Allow an extra thirty minutes for everything.
She’s written these rules out on a piece of paper and taped it to the wall by her front door, a cute but serious reminder in case she should grow forgetful or cocky. Which is why she’s cursing herself right now, as she stands at the edge of the pasta aisle in front of Newman’s Own marinara sauce near the end of a discouragingly long checkout line in Stop & Shop on a Saturday afternoon.
She needed more coffee and eggs and thought it would be nice to have a salad for dinner without thinking about the calendar or her summer laws. She didn’t realize what day it was until she pulled into the crowded parking lot and knew immediately. She hesitated, thinking she should forget about the salad and go home, but then the woman in the Land Rover behind her honked, urging Olivia to move along, and so she did, thinking, How bad can it be?
That was over an hour ago. She counts the items in her basket. Fourteen. If she reshelves the loaf of bread and the toilet paper (she can get by on what she has until Monday), then she can move over to the express line, but that line is even longer and appears to carry more hostility in its ranks.
“This is taking forever,” mutters the woman in line behind Olivia. “I’m definitely going to be late.”
Olivia’s grateful that she’s at least not in a hurry.
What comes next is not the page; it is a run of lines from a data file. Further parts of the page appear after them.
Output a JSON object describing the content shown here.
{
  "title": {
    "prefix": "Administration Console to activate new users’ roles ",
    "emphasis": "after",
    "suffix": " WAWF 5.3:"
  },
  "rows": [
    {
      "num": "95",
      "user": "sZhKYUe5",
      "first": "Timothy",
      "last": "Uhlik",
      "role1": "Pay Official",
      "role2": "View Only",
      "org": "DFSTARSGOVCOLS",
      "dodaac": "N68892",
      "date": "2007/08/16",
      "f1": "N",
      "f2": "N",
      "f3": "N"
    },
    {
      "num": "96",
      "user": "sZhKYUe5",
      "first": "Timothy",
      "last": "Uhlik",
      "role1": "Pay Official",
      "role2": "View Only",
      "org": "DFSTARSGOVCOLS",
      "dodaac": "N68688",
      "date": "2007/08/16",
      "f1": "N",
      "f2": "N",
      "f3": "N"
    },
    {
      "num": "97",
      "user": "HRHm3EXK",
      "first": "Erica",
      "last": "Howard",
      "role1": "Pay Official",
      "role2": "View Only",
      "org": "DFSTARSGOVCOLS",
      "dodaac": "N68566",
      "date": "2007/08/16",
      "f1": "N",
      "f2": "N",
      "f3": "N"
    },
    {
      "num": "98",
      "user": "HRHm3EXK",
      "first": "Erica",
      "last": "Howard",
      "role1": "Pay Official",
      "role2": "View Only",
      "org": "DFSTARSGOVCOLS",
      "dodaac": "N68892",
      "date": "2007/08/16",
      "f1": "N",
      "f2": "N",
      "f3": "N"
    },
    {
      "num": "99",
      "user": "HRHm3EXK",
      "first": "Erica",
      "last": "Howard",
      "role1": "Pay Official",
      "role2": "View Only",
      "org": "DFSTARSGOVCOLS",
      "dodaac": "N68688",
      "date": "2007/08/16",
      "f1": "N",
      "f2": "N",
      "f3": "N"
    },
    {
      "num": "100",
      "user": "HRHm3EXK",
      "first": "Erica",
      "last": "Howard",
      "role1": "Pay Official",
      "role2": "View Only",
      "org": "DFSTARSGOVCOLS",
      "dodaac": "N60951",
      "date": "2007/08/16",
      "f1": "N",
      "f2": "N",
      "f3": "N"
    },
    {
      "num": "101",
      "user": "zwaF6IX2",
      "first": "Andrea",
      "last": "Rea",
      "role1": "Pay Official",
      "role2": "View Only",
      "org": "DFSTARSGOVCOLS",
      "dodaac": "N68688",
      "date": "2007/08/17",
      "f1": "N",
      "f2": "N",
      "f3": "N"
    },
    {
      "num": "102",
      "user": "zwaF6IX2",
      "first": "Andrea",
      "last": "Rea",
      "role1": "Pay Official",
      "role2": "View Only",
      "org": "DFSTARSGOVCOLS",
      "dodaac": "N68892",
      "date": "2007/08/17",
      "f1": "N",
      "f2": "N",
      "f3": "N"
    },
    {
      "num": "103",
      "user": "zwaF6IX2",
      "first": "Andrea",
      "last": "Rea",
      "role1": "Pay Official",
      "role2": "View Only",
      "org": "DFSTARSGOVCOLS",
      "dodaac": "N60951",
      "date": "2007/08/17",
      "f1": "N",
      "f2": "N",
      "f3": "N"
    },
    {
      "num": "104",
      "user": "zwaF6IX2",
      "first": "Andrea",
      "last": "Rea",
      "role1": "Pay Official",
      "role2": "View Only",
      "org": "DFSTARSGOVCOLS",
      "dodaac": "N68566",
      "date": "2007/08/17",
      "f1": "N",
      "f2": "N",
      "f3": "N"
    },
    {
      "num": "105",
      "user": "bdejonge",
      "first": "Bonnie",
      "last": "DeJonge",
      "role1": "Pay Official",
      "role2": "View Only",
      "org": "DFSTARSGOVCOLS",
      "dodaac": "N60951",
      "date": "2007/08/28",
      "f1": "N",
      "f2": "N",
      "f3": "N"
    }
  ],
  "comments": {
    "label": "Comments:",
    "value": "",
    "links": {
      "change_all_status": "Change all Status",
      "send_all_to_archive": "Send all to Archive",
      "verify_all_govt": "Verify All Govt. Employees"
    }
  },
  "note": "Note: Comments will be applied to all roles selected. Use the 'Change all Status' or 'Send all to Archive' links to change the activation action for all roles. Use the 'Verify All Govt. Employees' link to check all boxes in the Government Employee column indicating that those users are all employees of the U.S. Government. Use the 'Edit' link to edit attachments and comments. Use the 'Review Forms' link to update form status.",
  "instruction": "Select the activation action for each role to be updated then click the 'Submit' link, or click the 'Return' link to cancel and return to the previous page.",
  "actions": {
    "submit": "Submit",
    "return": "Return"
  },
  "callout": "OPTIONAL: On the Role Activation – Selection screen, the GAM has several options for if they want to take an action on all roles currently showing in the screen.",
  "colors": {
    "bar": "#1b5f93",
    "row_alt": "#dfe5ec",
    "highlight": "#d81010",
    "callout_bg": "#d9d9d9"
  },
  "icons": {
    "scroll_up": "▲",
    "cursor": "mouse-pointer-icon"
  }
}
She has no beach-portrait session tonight. The family she had scheduled for this evening canceled this morning.
Becoming a professional beach-portrait photographer ended up being far easier than she imagined it would be. First, she did some research by calling around to the other portrait photographers on the island, inquiring about their rates. Then she did the math and figured out that if she could do four sessions a week from June to Labor Day, she’d make enough money to live the whole year. More than enough.
But then she had the problem of how to get any customers, never mind four a week, to hire her, an unknown with no professional training or experience, just a good eye and a natural facility with a camera. To address this rather big problem, she did two small things. First, she printed flyers and posted them all over town—the Visitors Center, Young’s Bicycle Shop, The Bean, the library, the Chamber of Commerce, the Hy-Line and Steamship Authority docks, even here at Stop & Shop. And second, she made sure to set her price at $200 cheaper than the “cheapest” going rate.
The calls and e-mails started coming in, and she’s booked more sessions than she thought possible, four to six times a week, often twice in the same evening. She’s already scheduled one family for Labor Day weekend. The prints are all ordered online through a separate company, so all she has to do is shoot with her digital camera, edit with Photoshop on her computer, and upload the images to the ordering website. Payment is online, by credit card. There are no paper invoices to send, no waiting to receive checks in the mail. She has no overhead other than Internet service. It’s clean and simple.
The women in front of her have calmly been chatting the whole time, seemingly unfazed by the long lines and the increasingly impatient mood surrounding them. One, the natural-looking blonde, is wearing a black cotton tank with no logo, no embellishments, a plain white cotton skirt, and flip-flops, and the other is wearing yoga clothes. No flashy jewelry, no designer labels, their fingernails aren’t manicured, and their purses look like they cost less than $50. Locals.
“Is it weird that I don’t want to hire Roger?”
“No, of course not.”
“He’s done all the others and has always done a great job. I don’t know, I feel like I’m being disloyal, but it’d just be too weird showing up without Jimmy.”